Historiografi Perancis tentang Indonesia ditandai dengan beberapa elemen dari nouvelle histoire ini.

-Satu antropologi histories non-structuralist
Antropologi yang lama hanya berupa cerita rakyat atau etnologi kolonial, para sejarawan nouvelle histoire telah ditemukan dan diberikan metode baru, seperti studi lapangan, survei lisan, ikonografi. Dengan pengaruh antropologi, penelitian sejarah baru berorientasi dalam dua arah: sejarah budaya materi (pakaian, makanan, …) dan sejarah mentalitas. Namun Archipel tetap bertentangan dengan strukturalisme yang dinilainya terlalu dogmatis.

-Konsep area studies yang dikembangkan di EHESS sangat mempengaruhi Archipel dalam keinginan untuk memusatkan Indonesia di atas sejarahnya sendiri dan menempatkannya di dalam sejarah Asia Tenggara. Misalnya dalam pendahuluan buku Sultanat d’Atjeh au Temps d’Iskandar Muda (1607-1636) (Kesultanan Aceh pada masa Iskandar Muda (1607-1636) yang diterbitkan pada tahun 1967, Denys Lombard menyatakan keinginan untuk memperhitungkan gerakan yang benar-benar Asia untuk memikirkan kembali periodisasi sejarah lokal.

-Satu keinginan terhadap sejarah global
Judul dari buku kerajaan Aceh pada zaman Iskandar Muda (1607-1636) tentu saja merujuk pada karya Braudel pendiri “The Mediterania pada saat Philippe 2”. Itu adalah sejarah ekonomi, social, politik dan budaya dan kehidupan sultan hanya dibahas pada bab terakhir. Buku Claude Guillot tentang Kyai Sadrach juga tipikal dalam hal ini dengan keinginan untuk memahami Indonesia secara global dengan fokus pada ilmu sejarah. Karya yang paling spektakuler dalam rangka ini adalah Nusa Jawa Silang Budaya dengan sub judul dalam bahasa Perancis “sebuah esai sejarah global”. Di atas segalanya, buku ini adalah sejarah budaya dan social yang merupakan pendekatan stratigraphic dalam tiga tahap yaitu: pengaruh budaya Barat (dianggap sangat terbatas), Asian network (termasuk Islam) dan warisan kerajaan konsentris.
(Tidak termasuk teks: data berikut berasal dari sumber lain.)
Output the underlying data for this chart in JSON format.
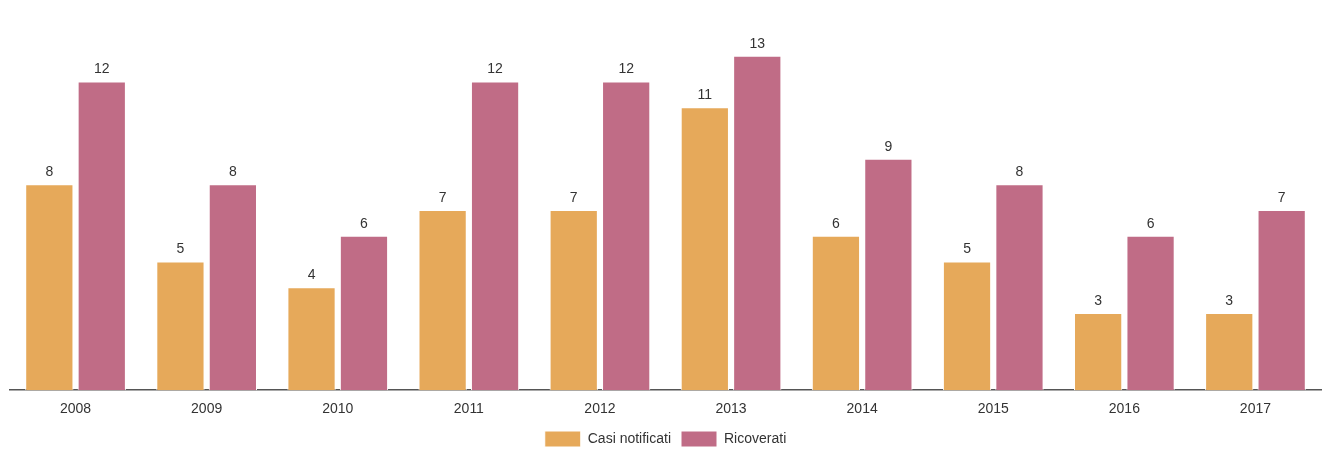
{
  "chart_data": {
    "type": "bar",
    "categories": [
      "2008",
      "2009",
      "2010",
      "2011",
      "2012",
      "2013",
      "2014",
      "2015",
      "2016",
      "2017"
    ],
    "series": [
      {
        "name": "Casi notificati",
        "color": "#e6a95a",
        "values": [
          8,
          5,
          4,
          7,
          7,
          11,
          6,
          5,
          3,
          3
        ]
      },
      {
        "name": "Ricoverati",
        "color": "#c06c86",
        "values": [
          12,
          8,
          6,
          12,
          12,
          13,
          9,
          8,
          6,
          7
        ]
      }
    ],
    "data_labels": true,
    "legend": "bottom"
  }
}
Karya monumental ini menggantikan sejarah Jawa dalam berbagai pengaruh. Ia terutama penting sekali untuk mengerti kontribusi orang Cina dalam sejarah ini (Denys Lombard dan istrinya Claudine Salmon adalah ahli Cina) dan untuk mengerti peran Islam dalam kedatangan modernitas Barat di Indonesia.

Publikasi dan analisis kritis dari sumber kolonial dan pribumi

Karya Marcel Bonneff tentang Perigrinations Javanais atau Serat Centhini karya Henri Chambert-Loir tentang sastra kuno dan kontemporer adalah contoh bagus dari metode yang sangat pragmatis dan pintar (erudite), yang menganalisa sumber-sumber ini dalam konteks sejarah, jauh dari teori sastra yang sclerosantes. Tentang pragmatisme ini dan ketertarikan terhadap sejarah, kita juga harus mengutip Pierre Labrousse yang karyanya mempelajari Indonesia melalui bahasanya daripada mempelajari teori linguistik.

Kesimpulan

Pengaruh historiografi Perancis tentang Indonesia terutama merupakan hasil dari tim kecil yang mempunyai kesempatan untuk “reinvent” ilmu orientalis pada awal tahun 1970an. Tim ini sangat bersatu, ia bekerja sebagai tim penelitian di EHESS dan EFEO, tetapi juga sebagai satu perkumpulan dan hampir seperti sebuah keluarga. Tentu saja ada kelompok penelitian yang lain di Perancis tentang Indonesia tetapi mereka tidak pernah memiliki kohesi yang diberikan oleh majalah Archipel.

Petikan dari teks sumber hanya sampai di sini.